Answer to Question #100431 in Calculus for Harsh

1 The points, where the function value Y is equal zero: $x=2$ and $x=-1$ .

2 Consider intervals.

When $x > 2$ the function value Y is positive.

When $-1< x < 2$ the function value Y is negative.

When $x < -1$ the function value Y is also negative.

3 Let's transform the function expression:

$Y = (x-2)(x+1)^2 = (x-2)(x^2 +2x +1) =$

$(x^3 + 2 x^2 +x) - 2x^2 -4x - 2= x^3 -3x - 2$

Now we find the first derivative of the function:

$Y' = ( (x-2)(x+1)^2 )' = (x^3 -3x - 2)' = 3 x^2 - 3$

So, the function is smooth and its derivative $Y'$ is equal zero at poins $x=1$ and $x=-1$ .

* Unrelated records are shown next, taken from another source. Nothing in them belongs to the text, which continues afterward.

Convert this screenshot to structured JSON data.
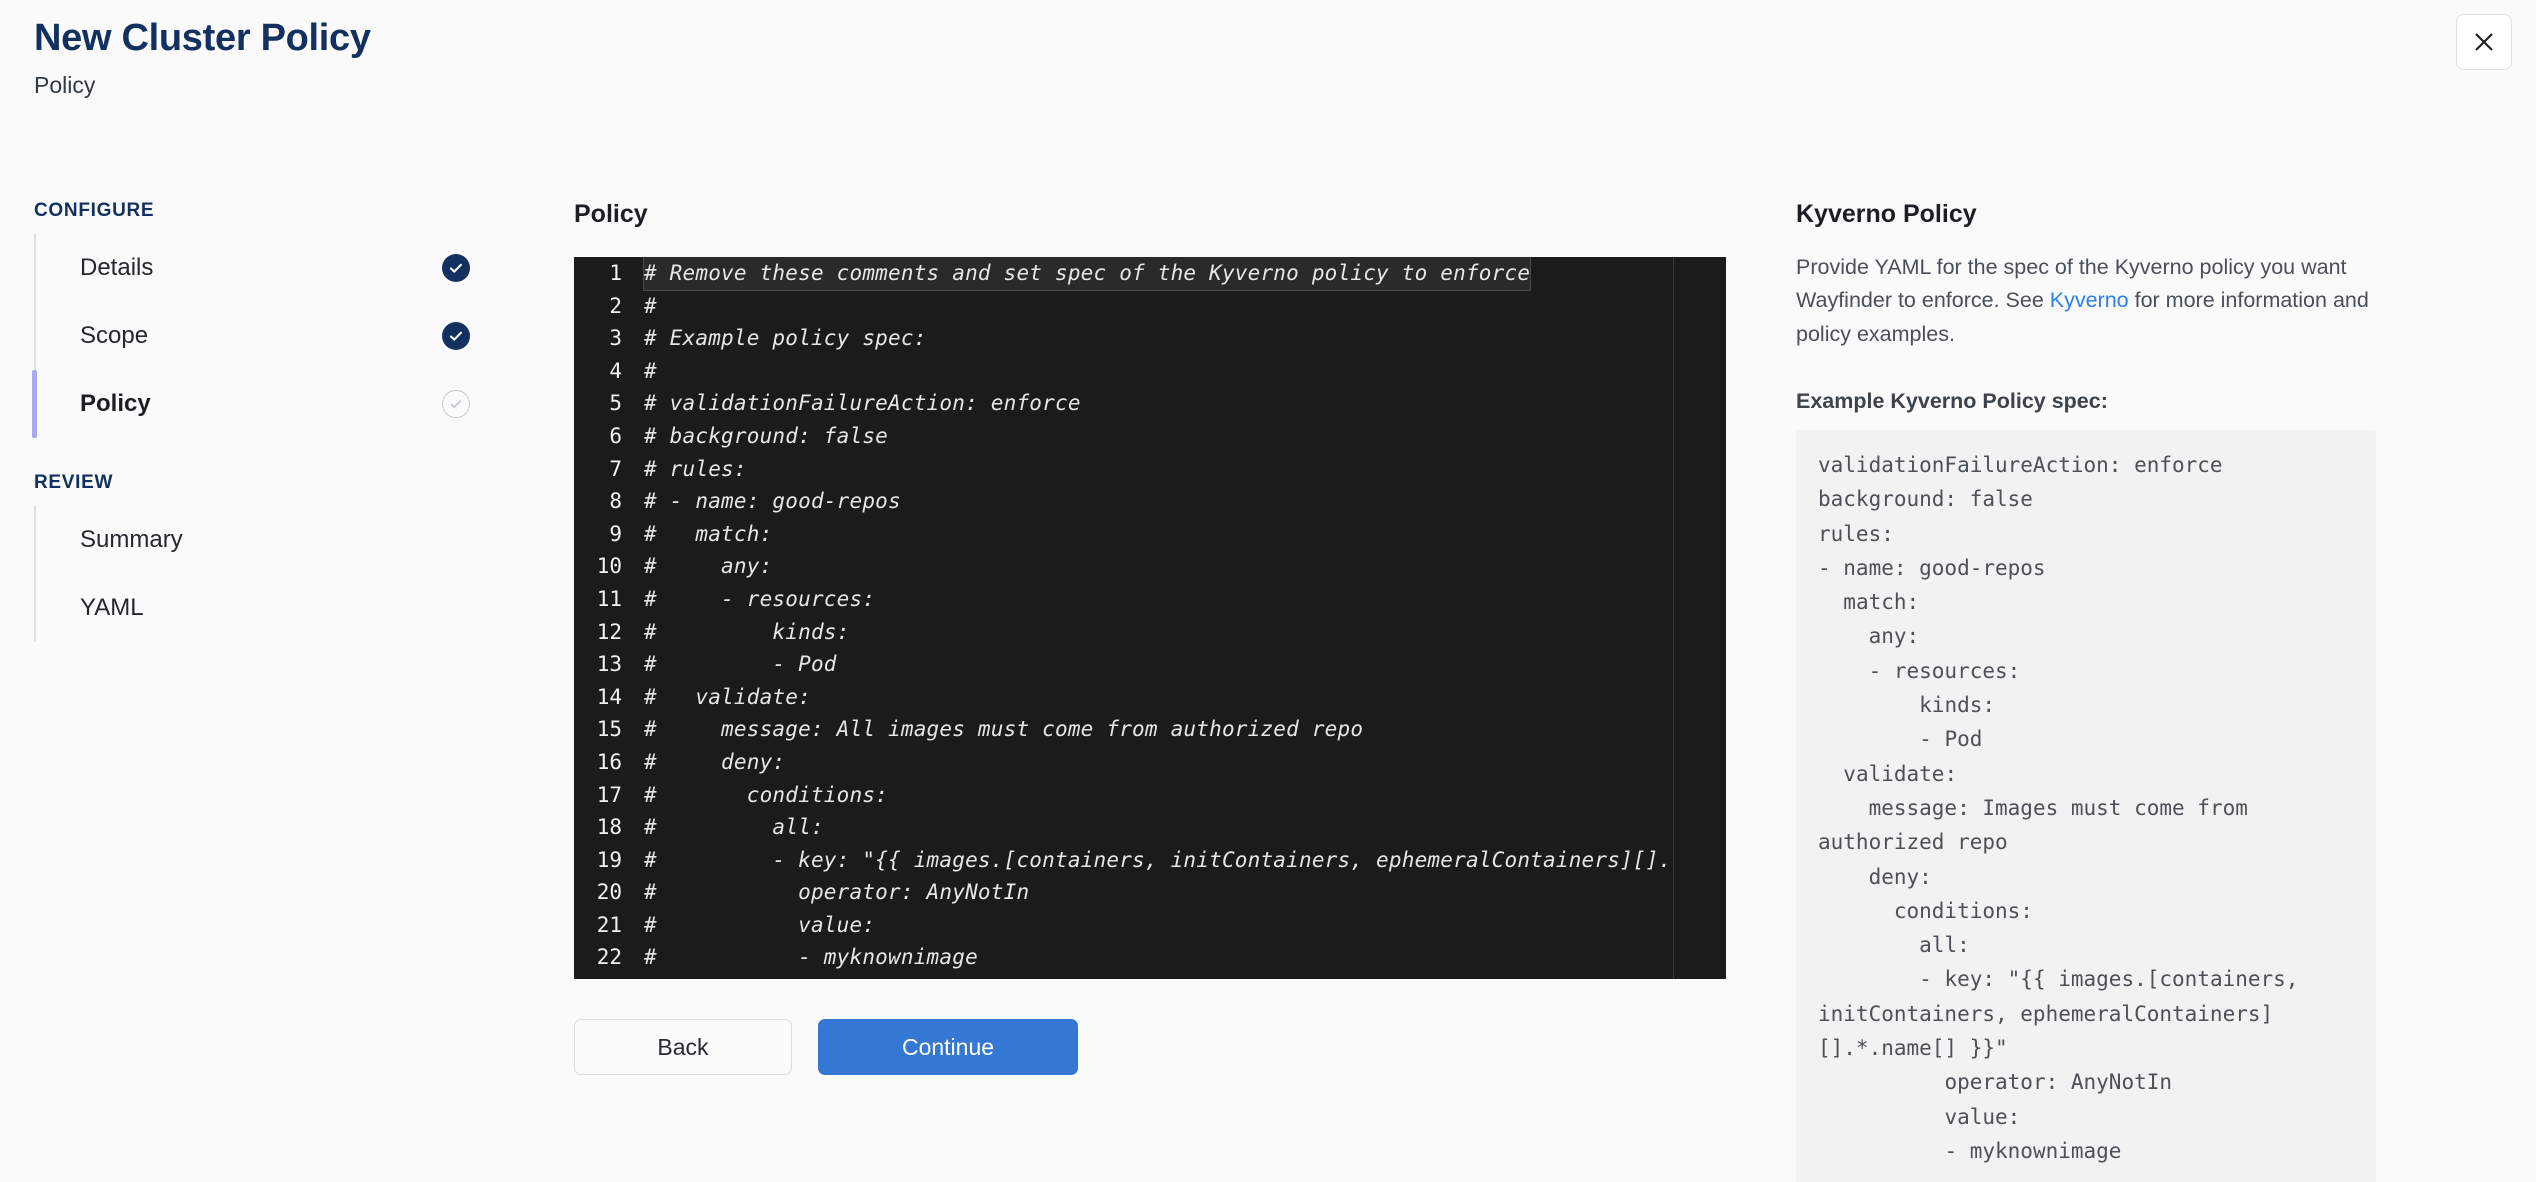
{
  "header": {
    "title": "New Cluster Policy",
    "subtitle": "Policy",
    "close_label": "close-icon"
  },
  "sidebar": {
    "configure_title": "CONFIGURE",
    "review_title": "REVIEW",
    "configure_items": [
      {
        "label": "Details",
        "state": "done"
      },
      {
        "label": "Scope",
        "state": "done"
      },
      {
        "label": "Policy",
        "state": "pending"
      }
    ],
    "review_items": [
      {
        "label": "Summary"
      },
      {
        "label": "YAML"
      }
    ]
  },
  "main": {
    "section_label": "Policy",
    "editor": {
      "lines": [
        {
          "n": "1",
          "text": "# Remove these comments and set spec of the Kyverno policy to enforce"
        },
        {
          "n": "2",
          "text": "#"
        },
        {
          "n": "3",
          "text": "# Example policy spec:"
        },
        {
          "n": "4",
          "text": "#"
        },
        {
          "n": "5",
          "text": "# validationFailureAction: enforce"
        },
        {
          "n": "6",
          "text": "# background: false"
        },
        {
          "n": "7",
          "text": "# rules:"
        },
        {
          "n": "8",
          "text": "# - name: good-repos"
        },
        {
          "n": "9",
          "text": "#   match:"
        },
        {
          "n": "10",
          "text": "#     any:"
        },
        {
          "n": "11",
          "text": "#     - resources:"
        },
        {
          "n": "12",
          "text": "#         kinds:"
        },
        {
          "n": "13",
          "text": "#         - Pod"
        },
        {
          "n": "14",
          "text": "#   validate:"
        },
        {
          "n": "15",
          "text": "#     message: All images must come from authorized repo"
        },
        {
          "n": "16",
          "text": "#     deny:"
        },
        {
          "n": "17",
          "text": "#       conditions:"
        },
        {
          "n": "18",
          "text": "#         all:"
        },
        {
          "n": "19",
          "text": "#         - key: \"{{ images.[containers, initContainers, ephemeralContainers][]."
        },
        {
          "n": "20",
          "text": "#           operator: AnyNotIn"
        },
        {
          "n": "21",
          "text": "#           value:"
        },
        {
          "n": "22",
          "text": "#           - myknownimage"
        }
      ],
      "highlighted_line": "1"
    },
    "buttons": {
      "back": "Back",
      "continue": "Continue"
    }
  },
  "right_panel": {
    "title": "Kyverno Policy",
    "desc_before": "Provide YAML for the spec of the Kyverno policy you want Wayfinder to enforce. See ",
    "link": "Kyverno",
    "desc_after": " for more information and policy examples.",
    "example_label": "Example Kyverno Policy spec:",
    "example_code": "validationFailureAction: enforce\nbackground: false\nrules:\n- name: good-repos\n  match:\n    any:\n    - resources:\n        kinds:\n        - Pod\n  validate:\n    message: Images must come from authorized repo\n    deny:\n      conditions:\n        all:\n        - key: \"{{ images.[containers, initContainers, ephemeralContainers][].*.name[] }}\"\n          operator: AnyNotIn\n          value:\n          - myknownimage"
  },
  "colors": {
    "brand_navy": "#123160",
    "accent_blue": "#3478d4",
    "link_blue": "#2d7ff0",
    "active_bar": "#a9a8f0",
    "editor_bg": "#1b1b1b"
  }
}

Also, $Y'<0$ when $-1 < x < 1$ (on this interval the function value is decreasing), and $Y'>0$ when $x<-1$ and $x>1$ (in these intervals the function value is growing). So, it changes its sign from negative to positive at $x = 1$ and from positive to negative at $x = -1$. That is why the function has extrema at $x=-1$ (maximum) and at $x =1$ (minimum).